After each successful daily run:
| Trigger | When | Post |
|---|---|---|
| Day | Every run | Top 5 for yesterday |
| Week | Yesterday was Sunday | Top 5 for Mon–Sun (e.g. Mon 26 May – Sun 1 Jun 2026) |
| Month | Yesterday was the last day of the month | Top 5 for that month |
| Year | Yesterday was 31 December | Top 5 for that year |
Manual dry-run: sw-period-posts --dry-run --date YYYY-MM-DD --force
StatsWiki/
├── web/ # Vue 3 frontend
│ ├── src/
│ │ ├── App.vue # routing, header, home
│ │ ├── QidPage.vue # article stats + chart
│ │ ├── RankingTable.vue
│ │ ├── wikirace/ # Wikirace feature
│ │ └── lib.js
│ ├── public/wikirace/ # groups.json, catalog.json, help.json
│ └── public/data/ # generated JSON (+ q/Q*.json)
├── docs/
│ ├── wikirace.md # Wikirace maintainer README
│ └── wikirace-help.md # Wikirace public help (English)
├── data/ # Parquet source of truth
│ ├── pageviews/year=Y/month=M/
│ ├── articles.parquet
│ └── manifest.json
├── pipeline/src/statswiki/ # Python ETL
└── .github/workflows/
| Command | Purpose |
|---|---|
sw-fetch --date YYYY-MM-DD |
Ingest one day |
sw-backfill --year YYYY |
Ingest year + Wikidata top 1000 + export |
sw-daily |
Yesterday + enrich + export recent |
sw-enrich --top 500 |
Re-enrich top articles by total views |
sw-enrich --refresh-shadows 100 |
Retry unresolved QIDs |
sw-export --recent |
Rebuild yesterday / month / year / alltime JSON |
sw-export --year YYYY |
Export all periods for one year |
sw-export-qids |
Export data/q/Q*.json time series for charts |
sw-wikirace-catalog |
Export web/public/wikirace/catalog.json for autocomplete |
sw-period-posts |
Post week/month/year top 5 to X and Bluesky when due |
npm (in web/) |
Purpose |
|---|---|
npm run build:help |
docs/wikirace-help.md → web/public/wikirace/help.json |
All ingest is idempotent — existing days are skipped.
| Column | Description |
|---|---|
date |
Day |
article |
Title with underscores (as in API) |
views |
View count |
rank |
Position in daily top ~1000 |
| Column | Description |
|---|---|
article |
Pageview title |
qid |
Wikidata QID (e.g. Q22686) |
resolved_title |
Canonical title after Wikipedia redirects |
label, description, image |
From Wikidata |
updated_at |
Last enrichment |
Each file has period, lines (array of ranked articles), and optionally nav (sub-links on year/month views).
| Field | Description |
|---|---|
rank |
1–50 |
title |
Wikipedia title (Article_Name) |
label |
Display name from Wikidata |
description |
Short Wikidata description |
views |
View count for the period |
qid |
Wikidata ID (e.g. Q12345) |
image |
Commons thumbnail URL |
manifest.json — start, end, updated, language.
1 API call / day → Parquet row per (date, article)
│
├─ SUM(days in month) → month/YYYY/MM.json
├─ SUM(days in year) → year/YYYY.json
└─ SUM(all days) → alltime.json
Batched enrichment (50 titles / request):
- QID — Wikipedia
pageprops, follows redirects - Fallbacks — Wikidata search + opensearch
- Entity — label, description, image (P18 / P154)

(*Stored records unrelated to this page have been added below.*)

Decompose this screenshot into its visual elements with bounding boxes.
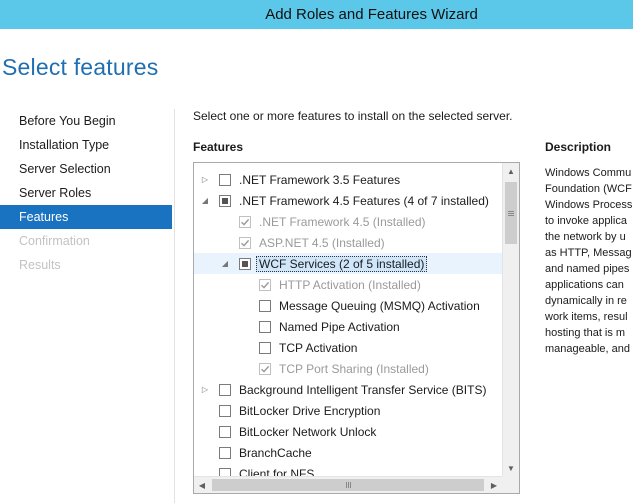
scroll-right-arrow-icon[interactable]: ▶ xyxy=(486,477,502,493)
feature-checkbox[interactable] xyxy=(219,194,231,207)
tree-item-label: BranchCache xyxy=(239,445,312,460)
description-text: Windows Commu Foundation (WCF Windows Proc… xyxy=(545,165,633,357)
feature-checkbox[interactable] xyxy=(219,425,231,438)
tree-item[interactable]: TCP Port Sharing (Installed) xyxy=(194,358,502,379)
window-title: Add Roles and Features Wizard xyxy=(265,6,478,23)
horizontal-scroll-thumb[interactable] xyxy=(212,479,484,491)
description-line: and named pipes xyxy=(545,263,630,275)
feature-checkbox[interactable] xyxy=(219,446,231,459)
tree-item[interactable]: BitLocker Network Unlock xyxy=(194,421,502,442)
description-line: to invoke applica xyxy=(545,215,627,227)
tree-item[interactable]: BitLocker Drive Encryption xyxy=(194,400,502,421)
tree-item-label: BitLocker Drive Encryption xyxy=(239,403,381,418)
tree-item-label: HTTP Activation (Installed) xyxy=(279,277,421,292)
nav-item-confirmation: Confirmation xyxy=(19,234,90,248)
horizontal-scrollbar[interactable]: ◀ ▶ xyxy=(194,476,502,493)
vertical-scrollbar[interactable]: ▲ ▼ xyxy=(502,163,519,476)
description-line: Windows Process xyxy=(545,199,633,211)
nav-item-server-selection[interactable]: Server Selection xyxy=(0,157,172,181)
scroll-down-arrow-icon[interactable]: ▼ xyxy=(503,460,519,476)
description-line: as HTTP, Messag xyxy=(545,247,632,259)
tree-item[interactable]: ◢ WCF Services (2 of 5 installed) xyxy=(194,253,502,274)
description-line: manageable, and xyxy=(545,343,631,355)
description-line: Windows Commu xyxy=(545,167,632,179)
nav-item-server-roles[interactable]: Server Roles xyxy=(0,181,172,205)
tree-item[interactable]: BranchCache xyxy=(194,442,502,463)
tree-item[interactable]: ASP.NET 4.5 (Installed) xyxy=(194,232,502,253)
expand-arrow-icon[interactable]: ▷ xyxy=(200,175,210,185)
collapse-arrow-icon[interactable]: ◢ xyxy=(220,259,230,269)
tree-item[interactable]: ◢ .NET Framework 4.5 Features (4 of 7 ins… xyxy=(194,190,502,211)
tree-item-label: .NET Framework 4.5 Features (4 of 7 inst… xyxy=(239,193,489,208)
tree-item-label: Named Pipe Activation xyxy=(279,319,400,334)
nav-divider xyxy=(174,109,175,503)
tree-item-label: .NET Framework 3.5 Features xyxy=(239,172,401,187)
expand-arrow-icon[interactable]: ▷ xyxy=(200,385,210,395)
feature-checkbox xyxy=(239,236,251,249)
scroll-left-arrow-icon[interactable]: ◀ xyxy=(194,477,210,493)
description-header: Description xyxy=(545,140,612,154)
description-line: work items, resul xyxy=(545,311,628,323)
feature-checkbox[interactable] xyxy=(259,341,271,354)
features-header: Features xyxy=(193,140,244,154)
tree-item-label: Message Queuing (MSMQ) Activation xyxy=(279,298,480,313)
feature-checkbox xyxy=(259,278,271,291)
feature-checkbox[interactable] xyxy=(239,257,251,270)
description-line: Foundation (WCF xyxy=(545,183,632,195)
feature-checkbox[interactable] xyxy=(259,320,271,333)
feature-checkbox[interactable] xyxy=(219,404,231,417)
tree-item-label: TCP Activation xyxy=(279,340,358,355)
tree-item[interactable]: ▷ Background Intelligent Transfer Service… xyxy=(194,379,502,400)
feature-checkbox[interactable] xyxy=(219,383,231,396)
tree-item-label: BitLocker Network Unlock xyxy=(239,424,377,439)
collapse-arrow-icon[interactable]: ◢ xyxy=(200,196,210,206)
feature-checkbox xyxy=(259,362,271,375)
title-bar: Add Roles and Features Wizard xyxy=(0,0,633,29)
tree-item-label: .NET Framework 4.5 (Installed) xyxy=(259,214,426,229)
tree-item[interactable]: TCP Activation xyxy=(194,337,502,358)
instruction-text: Select one or more features to install o… xyxy=(193,109,513,123)
tree-item-label: WCF Services (2 of 5 installed) xyxy=(256,255,428,272)
nav-item-installation-type[interactable]: Installation Type xyxy=(0,133,172,157)
vertical-scroll-thumb[interactable] xyxy=(505,182,517,244)
tree-item[interactable]: Message Queuing (MSMQ) Activation xyxy=(194,295,502,316)
wizard-nav: Before You Begin Installation Type Server … xyxy=(0,109,172,277)
tree-item-label: Background Intelligent Transfer Service … xyxy=(239,382,487,397)
tree-item[interactable]: Named Pipe Activation xyxy=(194,316,502,337)
tree-item-label: TCP Port Sharing (Installed) xyxy=(279,361,429,376)
feature-checkbox xyxy=(239,215,251,228)
tree-item[interactable]: HTTP Activation (Installed) xyxy=(194,274,502,295)
nav-item-before-you-begin[interactable]: Before You Begin xyxy=(0,109,172,133)
grip-icon xyxy=(508,210,514,216)
scroll-up-arrow-icon[interactable]: ▲ xyxy=(503,163,519,179)
feature-checkbox[interactable] xyxy=(219,173,231,186)
description-line: dynamically in re xyxy=(545,295,627,307)
feature-checkbox[interactable] xyxy=(259,299,271,312)
features-tree[interactable]: ▷ .NET Framework 3.5 Features ◢ .NET Framew… xyxy=(193,162,520,494)
description-line: hosting that is m xyxy=(545,327,626,339)
tree-item-label: ASP.NET 4.5 (Installed) xyxy=(259,235,385,250)
nav-item-features[interactable]: Features xyxy=(0,205,172,229)
description-line: applications can xyxy=(545,279,624,291)
nav-item-results: Results xyxy=(19,258,61,272)
description-line: the network by u xyxy=(545,231,626,243)
tree-item[interactable]: .NET Framework 4.5 (Installed) xyxy=(194,211,502,232)
grip-icon xyxy=(345,482,351,488)
page-title: Select features xyxy=(2,54,159,80)
scrollbar-corner xyxy=(502,476,519,493)
tree-item[interactable]: ▷ .NET Framework 3.5 Features xyxy=(194,169,502,190)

- Export — merge views by QID before top-50 ranking
Manual overrides in filters.py for edge cases. Shadow QIDs (Q_en_…) retried on high-traffic articles.
Modules: wikidata.py, mapping.py, qid_export.py.
This repo tracks English Wikipedia only. To run StatsWiki for French, German, Japanese, etc.:
→ ADAPT.md — step-by-step fork guide (config, Pages URL, Wikidata language, backfill).
Multi-language in a single site is not implemented. One fork per language is the intended model. Pull requests to this repo are not accepted — fork under MIT and maintain your own copy.
Code: MIT
Data (Wikipedia / Wikidata content shown on the site): Wikimedia Terms of Use, Wikidata CC0 (Commons images retain their own licenses).